At Heathrow, he was transferred to Flight 103 and exploded 38 minutes after takeoff 31,000 feet above the Scottish town of Lockerbie.

What evidence does the US Department of Justice base its charges on?

The evidence against Masoud rests largely on confessions he allegedly made to a Libyan law enforcement official while he was detained in late 2012, following the overthrow and death of Libyan leader Muammar Gaddafi.

According to confession transcripts, Masoud was questioned about his potential involvement in the 2011 Libyan revolution and any operations outside of Libya. It is claimed that he admitted his role in the bombing and gave details of his role.

He also reportedly acknowledged a role in the 1986 bombing of the LaBelle nightclub in Berlin, popular with American soldiers, which left three people dead and 230 injured.

The fact that his “confession” took place at a time when Libya was controlled by warlords will complicate the US prosecutor’s case.

270 people died on December 21, 1988
270 people died on December 21, 1988

How was he detained?

This is where it gets murky. The Americans did not provide any details on how he was detained or where he was held.

Curiously, last month it was reported that Masoud had been “kidnapped” while being held in Libya. A local Libyan media report, quoting the current intelligence chief in Tripoli, said he was taken away by a “squad of unknown affiliation, without any meaningful coordination with the intelligence service”.

According to London-based Asharq Al-Awsat, a secret deal has been reached between the Americans and the Tripoli-based Government of National Unity (GNU) to allow Masoud to be handed over.

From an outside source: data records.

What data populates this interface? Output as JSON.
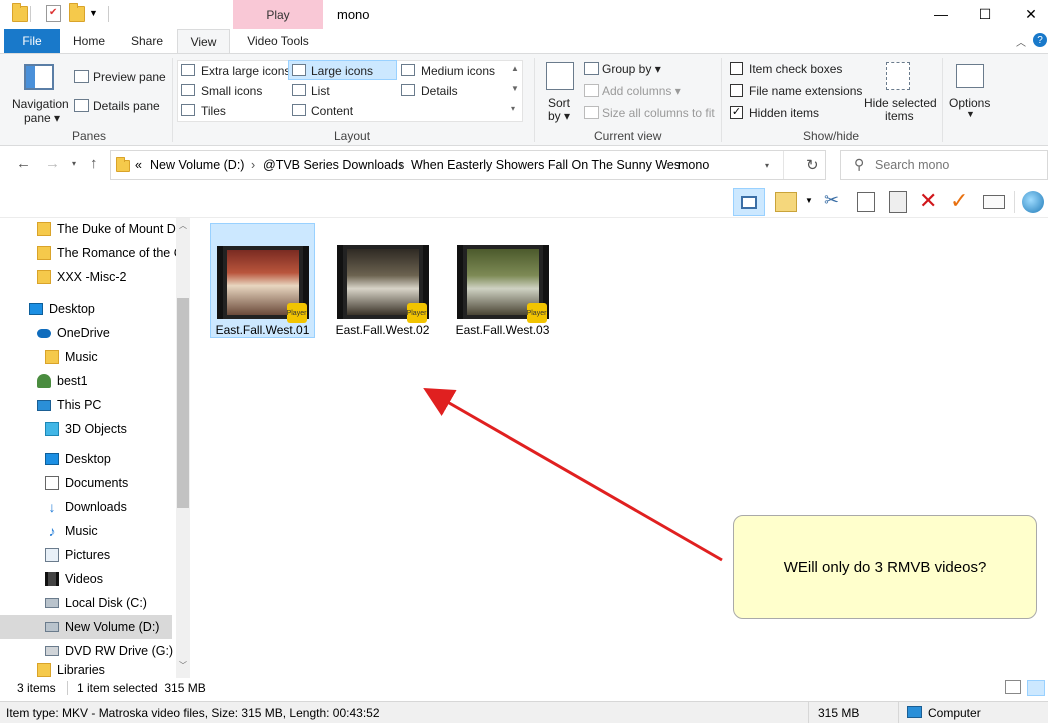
{
  "window": {
    "title": "mono",
    "context_tab": "Play",
    "controls": {
      "minimize": "—",
      "maximize": "☐",
      "close": "✕"
    }
  },
  "ribbon_tabs": [
    "File",
    "Home",
    "Share",
    "View",
    "Video Tools"
  ],
  "ribbon": {
    "panes": {
      "navigation_pane": "Navigation",
      "navigation_pane2": "pane",
      "preview_pane": "Preview pane",
      "details_pane": "Details pane",
      "label": "Panes"
    },
    "layout": {
      "items": [
        "Extra large icons",
        "Large icons",
        "Medium icons",
        "Small icons",
        "List",
        "Details",
        "Tiles",
        "Content"
      ],
      "selected": "Large icons",
      "label": "Layout"
    },
    "current_view": {
      "sort_by": "Sort",
      "sort_by2": "by",
      "group_by": "Group by",
      "add_columns": "Add columns",
      "size_columns": "Size all columns to fit",
      "label": "Current view"
    },
    "show_hide": {
      "item_check_boxes": "Item check boxes",
      "file_name_extensions": "File name extensions",
      "hidden_items": "Hidden items",
      "hide_selected": "Hide selected",
      "hide_selected2": "items",
      "label": "Show/hide"
    },
    "options": "Options"
  },
  "address": {
    "crumbs": [
      "New Volume (D:)",
      "@TVB Series Downloads",
      "When Easterly Showers Fall On The Sunny Wes",
      "mono"
    ],
    "overflow": "«",
    "search_placeholder": "Search mono"
  },
  "nav_pane": [
    {
      "label": "The Duke of Mount De",
      "icon": "folder-icon"
    },
    {
      "label": "The Romance of the C",
      "icon": "folder-icon"
    },
    {
      "label": "XXX -Misc-2",
      "icon": "folder-icon"
    },
    {
      "label": "Desktop",
      "icon": "desktop-icon"
    },
    {
      "label": "OneDrive",
      "icon": "cloud-icon"
    },
    {
      "label": "Music",
      "icon": "folder-icon"
    },
    {
      "label": "best1",
      "icon": "user-icon"
    },
    {
      "label": "This PC",
      "icon": "computer-icon"
    },
    {
      "label": "3D Objects",
      "icon": "cube-icon"
    },
    {
      "label": "Desktop",
      "icon": "desktop-icon"
    },
    {
      "label": "Documents",
      "icon": "documents-icon"
    },
    {
      "label": "Downloads",
      "icon": "download-icon"
    },
    {
      "label": "Music",
      "icon": "music-icon"
    },
    {
      "label": "Pictures",
      "icon": "pictures-icon"
    },
    {
      "label": "Videos",
      "icon": "videos-icon"
    },
    {
      "label": "Local Disk (C:)",
      "icon": "drive-icon"
    },
    {
      "label": "New Volume (D:)",
      "icon": "drive-icon"
    },
    {
      "label": "DVD RW Drive (G:)",
      "icon": "dvd-icon"
    },
    {
      "label": "Libraries",
      "icon": "folder-icon"
    }
  ],
  "files": [
    {
      "name": "East.Fall.West.01",
      "selected": true
    },
    {
      "name": "East.Fall.West.02",
      "selected": false
    },
    {
      "name": "East.Fall.West.03",
      "selected": false
    }
  ],
  "player_badge": "Player",
  "callout": "WEill only do 3 RMVB videos?",
  "status": {
    "count": "3 items",
    "selected": "1 item selected  315 MB"
  },
  "infobar": {
    "details": "Item type: MKV - Matroska video files, Size: 315 MB, Length: 00:43:52",
    "size": "315 MB",
    "location": "Computer"
  },
  "colors": {
    "accent": "#1979ca",
    "selection": "#cce8ff",
    "arrow": "#e02020",
    "callout": "#ffffcc"
  }
}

The Americans have not commented, but the suggestion is that GNU chief Abdul Hamid Dbeibeh turned a blind eye to the kidnapping. The counterpart would be the American approval of his government.

What happens now?

The Americans said Masoud would appear in a Washington DC court but did not say when. Above all, they did not specify where he is being held.

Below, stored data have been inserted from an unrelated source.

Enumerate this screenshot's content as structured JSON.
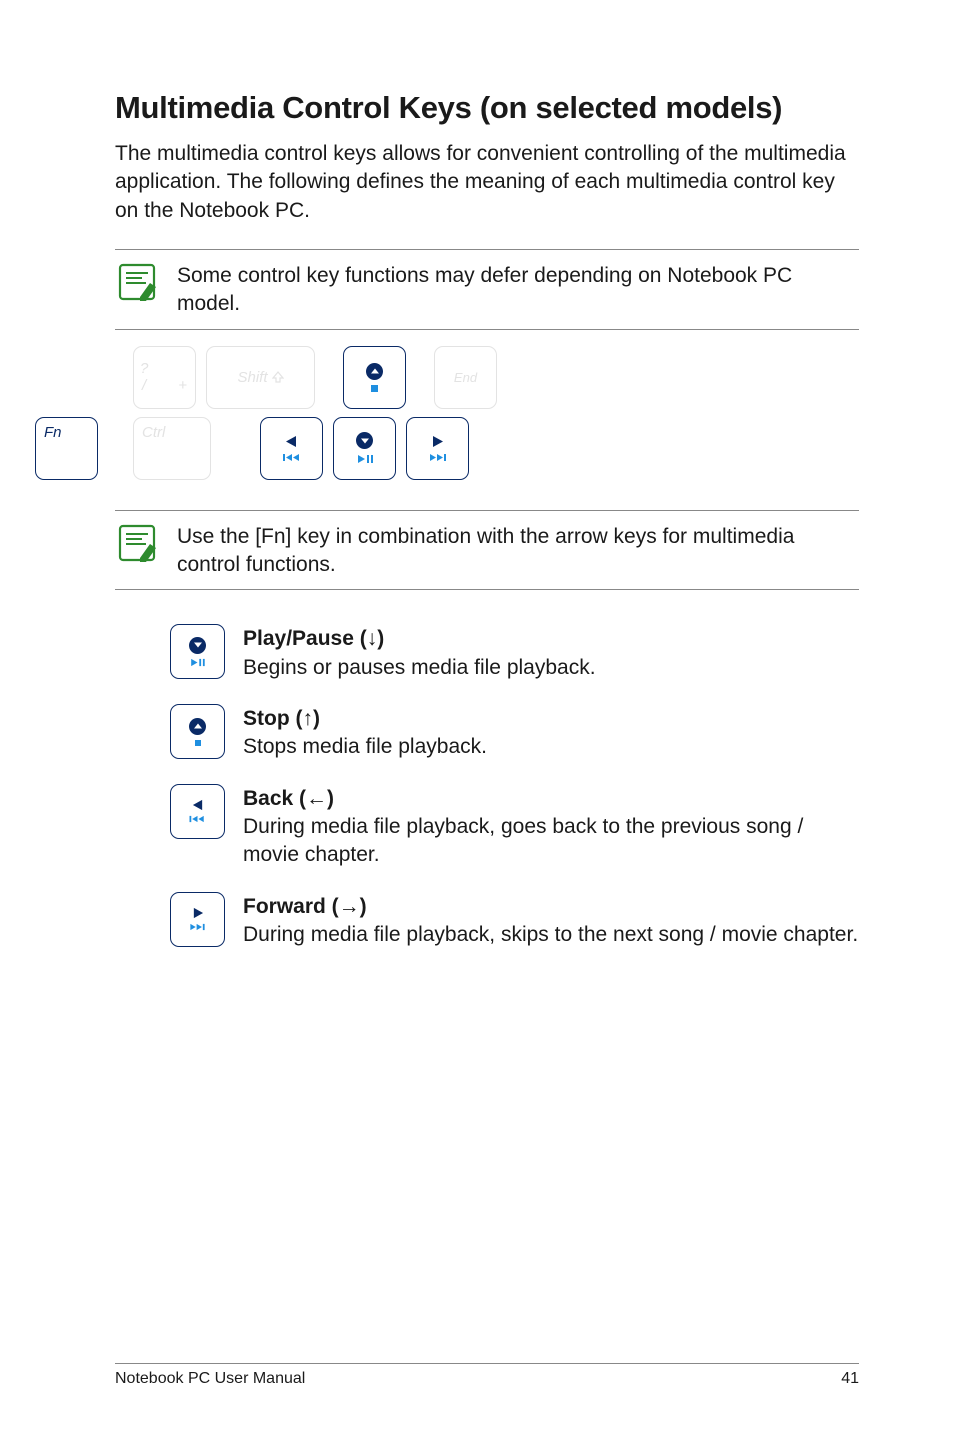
{
  "heading": "Multimedia Control Keys (on selected models)",
  "intro": "The multimedia control keys allows for convenient controlling of the multimedia application. The following defines the meaning of each multimedia control key on the Notebook PC.",
  "note1": "Some control key functions may defer depending on Notebook PC model.",
  "note2": "Use the [Fn] key in combination with the arrow keys for multimedia control functions.",
  "keys": {
    "fn": "Fn",
    "ctrl": "Ctrl",
    "shift": "Shift",
    "end": "End",
    "slash_top": "?",
    "slash_bot_left": "/",
    "slash_bot_right": "+"
  },
  "functions": [
    {
      "title": "Play/Pause (↓)",
      "desc": "Begins or pauses media file playback."
    },
    {
      "title": "Stop (↑)",
      "desc": "Stops media file playback."
    },
    {
      "title": "Back (←)",
      "desc": "During media file playback, goes back to the previous song / movie chapter."
    },
    {
      "title": "Forward (→)",
      "desc": "During media file playback, skips to the next song / movie chapter."
    }
  ],
  "footer": {
    "left": "Notebook PC User Manual",
    "right": "41"
  }
}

He is being held in the United States, but where? In America or in another country awaiting transfer to America? Will he be officially extradited?

All are, for now, unanswered questions.

Was Libya really responsible?

The case of the Lockerbie suicide bomber, or suicide bombers, has been fraught with controversy and allegations of miscarriages of justice.

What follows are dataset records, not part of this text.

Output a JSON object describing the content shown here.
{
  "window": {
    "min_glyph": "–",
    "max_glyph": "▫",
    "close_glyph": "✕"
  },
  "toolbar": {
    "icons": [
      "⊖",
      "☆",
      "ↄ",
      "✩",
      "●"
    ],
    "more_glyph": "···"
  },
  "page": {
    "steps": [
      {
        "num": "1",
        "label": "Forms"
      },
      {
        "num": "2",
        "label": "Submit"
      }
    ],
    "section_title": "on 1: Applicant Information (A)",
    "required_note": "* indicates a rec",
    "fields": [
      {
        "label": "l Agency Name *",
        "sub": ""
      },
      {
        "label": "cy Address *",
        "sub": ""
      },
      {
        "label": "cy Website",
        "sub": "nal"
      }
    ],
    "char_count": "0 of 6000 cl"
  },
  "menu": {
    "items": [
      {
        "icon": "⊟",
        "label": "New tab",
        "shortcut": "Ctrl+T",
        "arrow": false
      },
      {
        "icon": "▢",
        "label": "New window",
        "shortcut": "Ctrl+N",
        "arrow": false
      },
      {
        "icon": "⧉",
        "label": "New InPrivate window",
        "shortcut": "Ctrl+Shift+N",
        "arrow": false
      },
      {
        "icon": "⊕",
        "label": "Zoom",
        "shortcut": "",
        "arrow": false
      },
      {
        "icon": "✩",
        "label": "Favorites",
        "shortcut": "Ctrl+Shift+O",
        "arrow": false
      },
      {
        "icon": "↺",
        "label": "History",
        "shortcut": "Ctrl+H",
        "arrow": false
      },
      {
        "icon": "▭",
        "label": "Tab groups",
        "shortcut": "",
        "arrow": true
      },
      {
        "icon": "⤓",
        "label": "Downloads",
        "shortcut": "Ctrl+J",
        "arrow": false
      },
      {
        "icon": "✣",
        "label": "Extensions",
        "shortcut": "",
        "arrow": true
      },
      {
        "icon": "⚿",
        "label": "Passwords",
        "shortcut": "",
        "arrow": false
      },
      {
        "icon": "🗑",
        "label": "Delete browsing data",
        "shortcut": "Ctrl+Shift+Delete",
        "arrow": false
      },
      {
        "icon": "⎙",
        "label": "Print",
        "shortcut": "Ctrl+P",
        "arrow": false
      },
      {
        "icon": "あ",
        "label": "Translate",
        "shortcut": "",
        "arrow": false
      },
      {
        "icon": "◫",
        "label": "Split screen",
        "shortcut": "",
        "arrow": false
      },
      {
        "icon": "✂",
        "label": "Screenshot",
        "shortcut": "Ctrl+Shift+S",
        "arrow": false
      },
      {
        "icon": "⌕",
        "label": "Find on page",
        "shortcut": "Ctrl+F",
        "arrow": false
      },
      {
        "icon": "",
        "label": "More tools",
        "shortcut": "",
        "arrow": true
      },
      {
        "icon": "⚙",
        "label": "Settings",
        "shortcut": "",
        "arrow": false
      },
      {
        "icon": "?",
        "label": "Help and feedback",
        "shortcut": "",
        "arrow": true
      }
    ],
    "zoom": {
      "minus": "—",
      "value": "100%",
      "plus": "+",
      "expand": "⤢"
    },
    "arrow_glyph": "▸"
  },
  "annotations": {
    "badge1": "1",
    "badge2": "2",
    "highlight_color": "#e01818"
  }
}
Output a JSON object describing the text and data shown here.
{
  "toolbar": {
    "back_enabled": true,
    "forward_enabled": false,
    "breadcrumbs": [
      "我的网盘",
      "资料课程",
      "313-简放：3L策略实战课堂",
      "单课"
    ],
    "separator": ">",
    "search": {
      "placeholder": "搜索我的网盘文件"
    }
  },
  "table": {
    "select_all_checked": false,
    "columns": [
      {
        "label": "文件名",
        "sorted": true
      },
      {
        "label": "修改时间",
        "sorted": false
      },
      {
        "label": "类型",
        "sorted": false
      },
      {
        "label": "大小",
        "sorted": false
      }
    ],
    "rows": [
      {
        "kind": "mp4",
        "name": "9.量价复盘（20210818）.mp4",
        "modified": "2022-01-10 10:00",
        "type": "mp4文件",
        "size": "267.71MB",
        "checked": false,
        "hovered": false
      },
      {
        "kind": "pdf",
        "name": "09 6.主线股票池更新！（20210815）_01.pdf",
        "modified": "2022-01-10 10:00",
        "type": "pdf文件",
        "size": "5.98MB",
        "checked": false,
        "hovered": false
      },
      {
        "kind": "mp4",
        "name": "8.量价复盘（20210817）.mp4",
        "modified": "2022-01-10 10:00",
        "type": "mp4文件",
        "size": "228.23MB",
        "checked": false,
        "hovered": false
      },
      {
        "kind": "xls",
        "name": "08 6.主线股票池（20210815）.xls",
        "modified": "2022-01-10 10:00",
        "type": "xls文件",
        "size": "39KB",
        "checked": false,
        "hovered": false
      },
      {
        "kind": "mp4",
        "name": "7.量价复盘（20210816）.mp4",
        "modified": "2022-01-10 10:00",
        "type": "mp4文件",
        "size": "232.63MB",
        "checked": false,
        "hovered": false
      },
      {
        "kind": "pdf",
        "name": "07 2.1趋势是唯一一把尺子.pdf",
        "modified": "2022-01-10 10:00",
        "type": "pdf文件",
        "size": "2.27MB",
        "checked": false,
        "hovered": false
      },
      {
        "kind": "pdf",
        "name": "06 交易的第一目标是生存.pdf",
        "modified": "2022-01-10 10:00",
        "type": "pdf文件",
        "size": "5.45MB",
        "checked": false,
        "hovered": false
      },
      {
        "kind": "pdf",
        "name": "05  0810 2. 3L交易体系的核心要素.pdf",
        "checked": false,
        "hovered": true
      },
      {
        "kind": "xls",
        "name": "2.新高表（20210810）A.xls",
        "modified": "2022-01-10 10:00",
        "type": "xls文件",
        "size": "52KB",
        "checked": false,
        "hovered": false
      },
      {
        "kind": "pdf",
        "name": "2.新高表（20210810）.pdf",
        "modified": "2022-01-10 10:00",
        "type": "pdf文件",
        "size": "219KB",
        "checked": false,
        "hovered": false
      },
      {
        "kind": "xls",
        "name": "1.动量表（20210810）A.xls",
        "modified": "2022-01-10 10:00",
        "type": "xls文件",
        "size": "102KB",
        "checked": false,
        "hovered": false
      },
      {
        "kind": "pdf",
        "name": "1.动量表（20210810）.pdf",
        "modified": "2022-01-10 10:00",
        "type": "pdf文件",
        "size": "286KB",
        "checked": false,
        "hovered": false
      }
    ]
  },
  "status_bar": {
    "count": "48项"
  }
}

The prevailing narrative, backed by belief, is that Libya was responsible: the bombing was in retaliation for US bombings of Libya in 1986.

Yet conspiracies were circulating that Iran and a Palestinian terror group were in fact responsible.

In 2003, the Libyan government admitted responsibility for the bombing in the hope that sanctions would be lifted.

In a letter to the United Nations, the then foreign minister said Colonel Gaddafi said he did not order the bombing but that the government “accepts responsibility for the actions of its responsible”.

This eventually led to the trial of two men. Al Amin Khalifa Fhimah was acquitted for his part in the plot. Abdelbaset Ali Mohmed al Megrahi was sentenced.

Two appeals against his conviction have failed. He was released on humanitarian grounds in 2009 and died in Libya in 2012.

US officials say the third man, Masoud, will appear in a Washington courtroom in the coming days.